Match report
Sweden 5-1 Tunisia: Ayari Double, Group F Table and Qualification Picture
Sweden opened Group F with the clearest statement of the section so far. A 5-1 win over Tunisia in Monterrey, led by two Yasin Ayari goals, sent Sweden to the top of the early table and left Tunisia chasing points and goal difference immediately.
Sweden vs Tunisia final score
Final score: Sweden 5, Tunisia 1. Yasin Ayari scored in the seventh minute and again in stoppage time, while Alexander Isak, Viktor Gyokeres and Mattias Svanberg added Sweden's other goals.
Tunisia briefly trimmed the margin before halftime through Omar Rekik, but the balance of the match stayed with Sweden. The Guardian's live report described the Swedes as comfortable winners once Tunisia's defensive errors kept gifting them transitions and second chances.

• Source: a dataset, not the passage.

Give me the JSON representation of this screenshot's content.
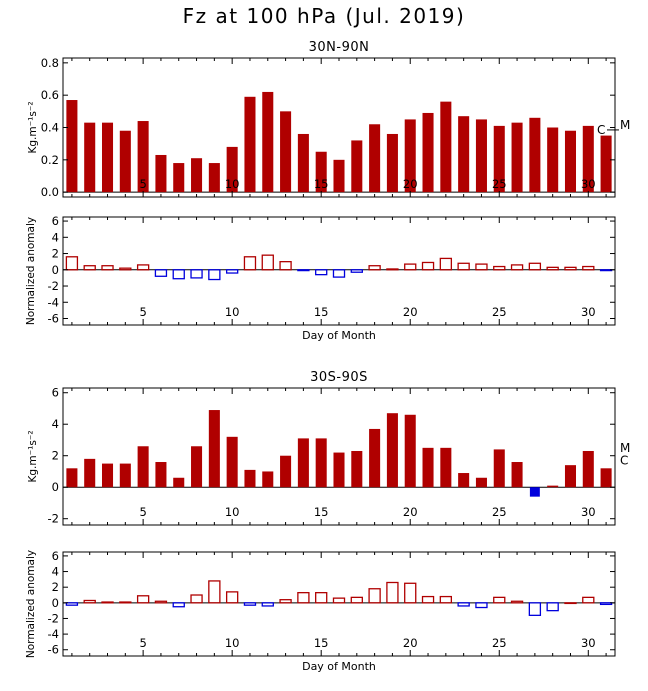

The independent match coverage reviewed for this update also agreed on the five Sweden scorers and Ayari's brace, which is enough to treat the scoreline and key goalscorers as verified facts for the site baseline.
How Group F changed
Sweden now lead Group F on three points with a +4 goal difference after the opening round of matches. Netherlands and Japan are level behind them on one point each after their 2-2 draw, while Tunisia are fourth on zero points with a -4 difference.
That matters because Sweden have already created both a points edge and a serious goal-difference cushion in a group that looked balanced before kickoff. One opening-round win can separate a section; a four-goal margin separates it faster.
For Tunisia, the damage is immediate. They are not only last on points but also already carrying the worst goal difference in the group, which can become critical if the race for second place or a best-third-place route gets crowded.
Qualification picture
Sweden's next match against the Netherlands is now a control game rather than a recovery game. Win it and Sweden would take a major step toward automatic qualification for the round of 32; even a draw would keep them in a strong position entering the final group match.
Tunisia still have a path because the 2026 format also advances eight third-place teams, but a -4 goal difference means they now need a response as well as points. Their second game against Japan already looks close to must-not-lose territory.
The broader Group F picture is simple after one round: Sweden own the advantage, Netherlands and Japan remain level in the middle, and Tunisia need the next matchday to stop this becoming a goal-difference problem as much as a points problem.
Key players and talking points
Ayari was the headline figure because a two-goal opener changes both the match and Sweden's tournament mood. Isak and Gyokeres also mattered because Sweden's forward line kept turning Tunisia's mistakes into immediate punishment.
The biggest football takeaway was how often Tunisia's defensive structure broke down under ordinary pressure. Sweden did not need miracle football; they needed clean finishing and repeated punishment of avoidable turnovers.
No reliable post-match injury update or major disciplinary flashpoint was confirmed across the sources reviewed, so this report keeps the focus on the verified scoreline, scorers and Group F consequences.